TMP - editorial

Practice
ALGO2020

Editorialist: akshayakgec

DIFFICULTY:

EASY

PREREQUISITES:

MATHS

PROBLEM:

You just have to find the all the possible subsets in a given set.

QUICK EXPLANATION:

The count of all the subset in a set is 2^n.

EXPLANATION:

We just have to count the total subsets of an array of size n which is equal to 2^n but we are not including an empty set so the answer will be (2^n)-1.

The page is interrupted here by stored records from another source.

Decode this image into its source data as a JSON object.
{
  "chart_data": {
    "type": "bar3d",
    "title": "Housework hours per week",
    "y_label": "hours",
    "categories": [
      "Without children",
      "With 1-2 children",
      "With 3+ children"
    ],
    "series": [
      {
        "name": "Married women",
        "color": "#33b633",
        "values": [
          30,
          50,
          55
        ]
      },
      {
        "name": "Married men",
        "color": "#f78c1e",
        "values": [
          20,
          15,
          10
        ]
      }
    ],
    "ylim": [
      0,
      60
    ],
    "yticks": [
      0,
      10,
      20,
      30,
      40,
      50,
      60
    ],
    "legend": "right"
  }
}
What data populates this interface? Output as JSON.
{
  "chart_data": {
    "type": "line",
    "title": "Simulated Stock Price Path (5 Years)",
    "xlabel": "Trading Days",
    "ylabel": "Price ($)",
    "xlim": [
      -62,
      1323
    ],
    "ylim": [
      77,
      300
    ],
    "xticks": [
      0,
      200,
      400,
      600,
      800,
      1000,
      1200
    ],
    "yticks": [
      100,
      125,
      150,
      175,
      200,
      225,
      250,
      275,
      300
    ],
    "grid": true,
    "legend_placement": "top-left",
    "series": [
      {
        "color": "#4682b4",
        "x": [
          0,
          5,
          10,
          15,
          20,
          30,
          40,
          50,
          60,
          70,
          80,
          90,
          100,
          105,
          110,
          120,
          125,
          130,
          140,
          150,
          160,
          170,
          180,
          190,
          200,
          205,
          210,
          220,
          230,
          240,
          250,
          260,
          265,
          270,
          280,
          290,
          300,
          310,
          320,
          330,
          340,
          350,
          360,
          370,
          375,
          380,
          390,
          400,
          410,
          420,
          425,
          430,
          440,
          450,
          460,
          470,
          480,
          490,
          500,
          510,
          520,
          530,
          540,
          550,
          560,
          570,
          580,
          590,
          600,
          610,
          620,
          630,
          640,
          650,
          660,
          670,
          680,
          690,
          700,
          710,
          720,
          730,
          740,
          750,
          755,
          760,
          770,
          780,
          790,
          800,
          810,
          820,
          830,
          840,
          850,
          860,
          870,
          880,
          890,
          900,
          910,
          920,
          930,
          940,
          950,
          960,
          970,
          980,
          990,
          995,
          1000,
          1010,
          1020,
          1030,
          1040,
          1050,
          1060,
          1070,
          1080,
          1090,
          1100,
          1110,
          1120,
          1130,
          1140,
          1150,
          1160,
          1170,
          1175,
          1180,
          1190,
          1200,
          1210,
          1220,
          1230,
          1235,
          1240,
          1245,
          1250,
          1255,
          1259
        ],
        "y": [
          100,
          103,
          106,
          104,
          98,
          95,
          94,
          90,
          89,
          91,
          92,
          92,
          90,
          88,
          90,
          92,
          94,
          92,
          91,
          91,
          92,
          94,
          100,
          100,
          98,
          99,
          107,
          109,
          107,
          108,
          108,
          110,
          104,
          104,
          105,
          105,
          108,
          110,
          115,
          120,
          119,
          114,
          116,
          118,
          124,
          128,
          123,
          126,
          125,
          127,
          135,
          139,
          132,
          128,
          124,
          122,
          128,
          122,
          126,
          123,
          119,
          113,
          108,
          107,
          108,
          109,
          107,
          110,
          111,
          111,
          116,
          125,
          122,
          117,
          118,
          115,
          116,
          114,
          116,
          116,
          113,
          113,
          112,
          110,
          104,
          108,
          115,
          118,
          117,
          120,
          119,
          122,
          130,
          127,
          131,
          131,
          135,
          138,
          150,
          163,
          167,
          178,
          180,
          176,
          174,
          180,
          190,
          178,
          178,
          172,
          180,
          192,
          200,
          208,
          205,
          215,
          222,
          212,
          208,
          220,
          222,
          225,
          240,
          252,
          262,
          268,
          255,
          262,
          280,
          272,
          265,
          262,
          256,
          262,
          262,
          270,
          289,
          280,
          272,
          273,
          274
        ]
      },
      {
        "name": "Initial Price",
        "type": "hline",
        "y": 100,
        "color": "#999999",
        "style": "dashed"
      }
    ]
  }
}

We can use Binary exponentiation to find 2^n and take modulo at each step to prevent range overflow.

Editorialist's Solution
#define ll long long
#define mod 1000000007
using namespace std;
ll power(ll x,ll y)
{
   ll res = 1;  
   while (y > 0)
   {
       if (y & 1)
       {
           res = ((res % mod) * (x % mod)) % mod;
       }
       y = y >> 1;
       x = ((x % mod) * (x % mod)) % mod;
   }
   return res;
}
int main() {
  int t; cin >> t;
  while(t--) {
      ll n; cin >> n;
      ll ans = power(2, n);
      ans = (ans - 1 + mod) % mod;
      cout << ans << "\n";
   }
   return 0;
}